There's more said about leaders and "visionaries" later in this story. But first, what about Garter's big-picture trend analysis -- that part that often gets overlooked? For starters, Gartner projected 10% growth in the database management system market overall in 2012 and it noted "a significant increase" in the ranks of organizations seeking to deploy data warehouses for the first time. It also illuminated advanced "logical data warehouse" developments that are helping advanced practitioners to take advantage of big data. (Gartner's Magic Quadrant is available as a free download from Teradata, but the report was not directly sponsored by Teradata or any other participating vendor).
The increase in new data warehouse deployments is a healthy sign that more companies are getting serious about making data-driven decisions, but the last thing these newbies should do, Gartner advises (despite the fame of its MQ reports), is dive right into vendor analyses.
"Most first-time buyers attempt to select the data warehouse platform vendor first without thinking though architectural considerations or even looking at the data source types," Gartner analyst Mark Beyer, co-author of the report, told InformationWeek.
[ Who are the leaders in big data platforms and analysis? Read Big Data Revolution Will Be Led By Revolutionaries. ]
This is the number-one rookie mistake in data warehousing, according to Beyer. And once the platform arrives, newbies compound the problem by building out the warehouse based only on known queries. "If you do that, you usually end up redesigning the whole warehouse within five years," Beyer said, noting that new queries and query types inevitably emerge along with new products or new lines of business.
The second-biggest (and closely related) mistake is building out warehouses based only on currently available data.
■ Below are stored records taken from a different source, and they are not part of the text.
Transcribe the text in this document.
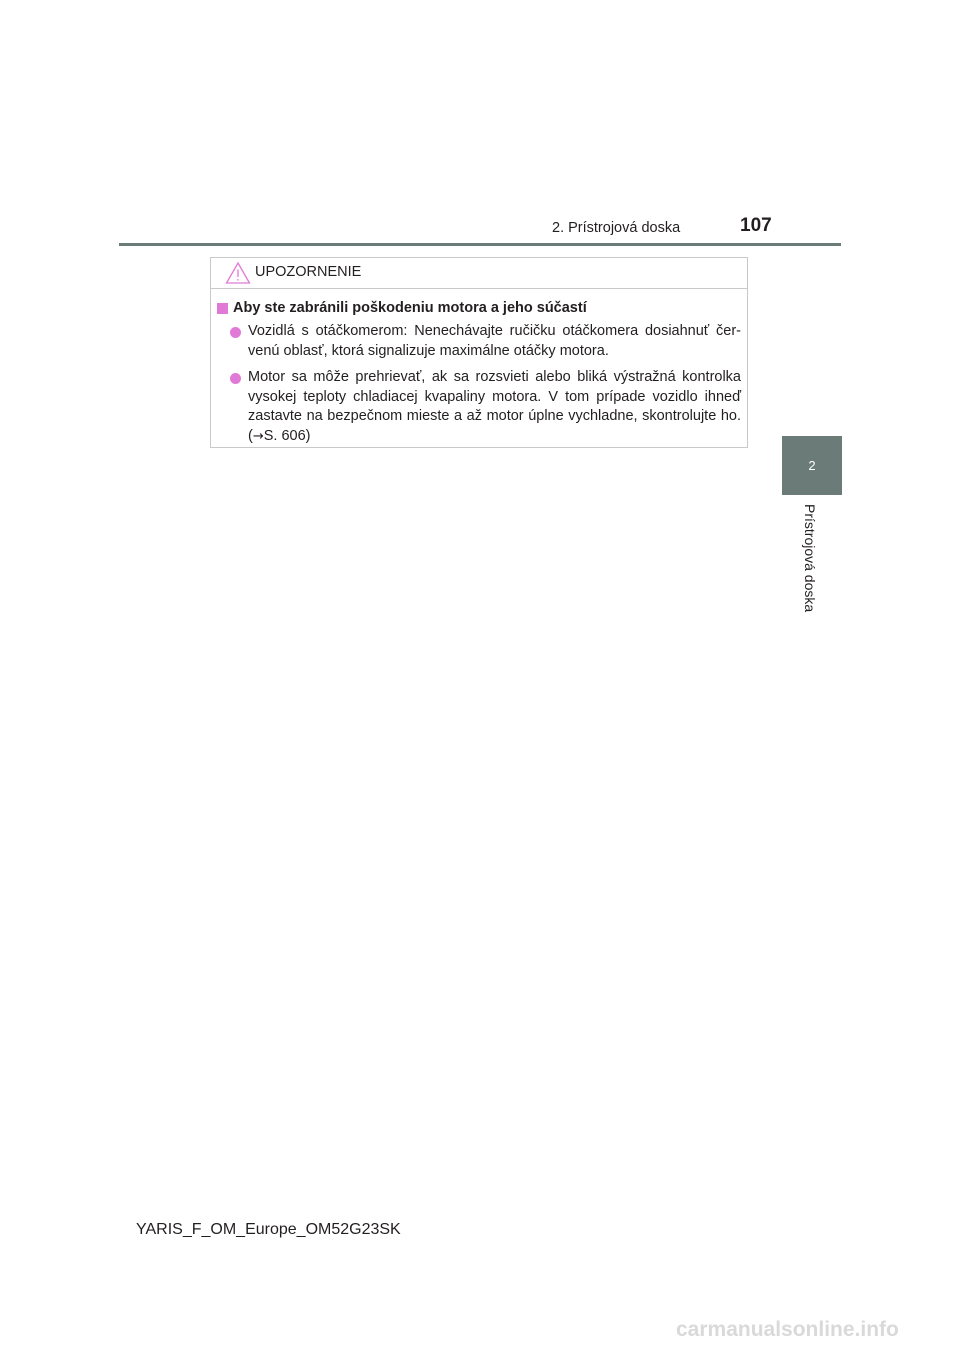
2. Prístrojová doska	107
2
Prístrojová doska
UPOZORNENIE
Aby ste zabránili poškodeniu motora a jeho súčastí
Vozidlá s otáčkomerom: Nenechávajte ručičku otáčkomera dosiahnuť čer-venú oblasť, ktorá signalizuje maximálne otáčky motora.
Motor sa môže prehrievať, ak sa rozsvieti alebo bliká výstražná kontrolka vysokej teploty chladiacej kvapaliny motora. V tom prípade vozidlo ihneď zastavte na bezpečnom mieste a až motor úplne vychladne, skontrolujte ho. (→S. 606)
YARIS_F_OM_Europe_OM52G23SK
carmanualsonline.info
When new sources, data types, required level of detail or part of the business emerges, the data model breaks.
"The key is understanding and modeling business processes before you settle on architecture and build out the warehouse," Beyer said. This exercise exposes where business activities converge and where data redundancies, conflicts and quality problems often crop up, Beyer said. If you look only at logistics and distribution, for example, but you don't consider warehouse management or inventory-management sources and activities, you're in for trouble.
"You don't have to model for every type of data right away, but you do have to understand where there are handoffs within the company," Beyer said.
A third rookie mistake is planning data-integration architecture in a linear, source-to-target path. Here, too, change is inevitable, so think in terms of modular tasks or tiers so you can flexibly mix, match, rearrange and insert new steps into an overall process. Individual tasks might be detecting data changes in a source, parsing the data or performing quality checks.
Advanced data warehousing practitioners may have their routine data-modeling and data-integration ducks in a row, but like many, they're struggling to make use of the incredible volume and variety of information associated with big data. This is where Gartner's logical data warehouse vision comes into play. The vision has emerged because the old idea of creating one, all-encompassing enterprise data warehouse has seldom worked out. What's more, users have been frustrated by delays in bringing new data sources and related, lower-latency analyses into production.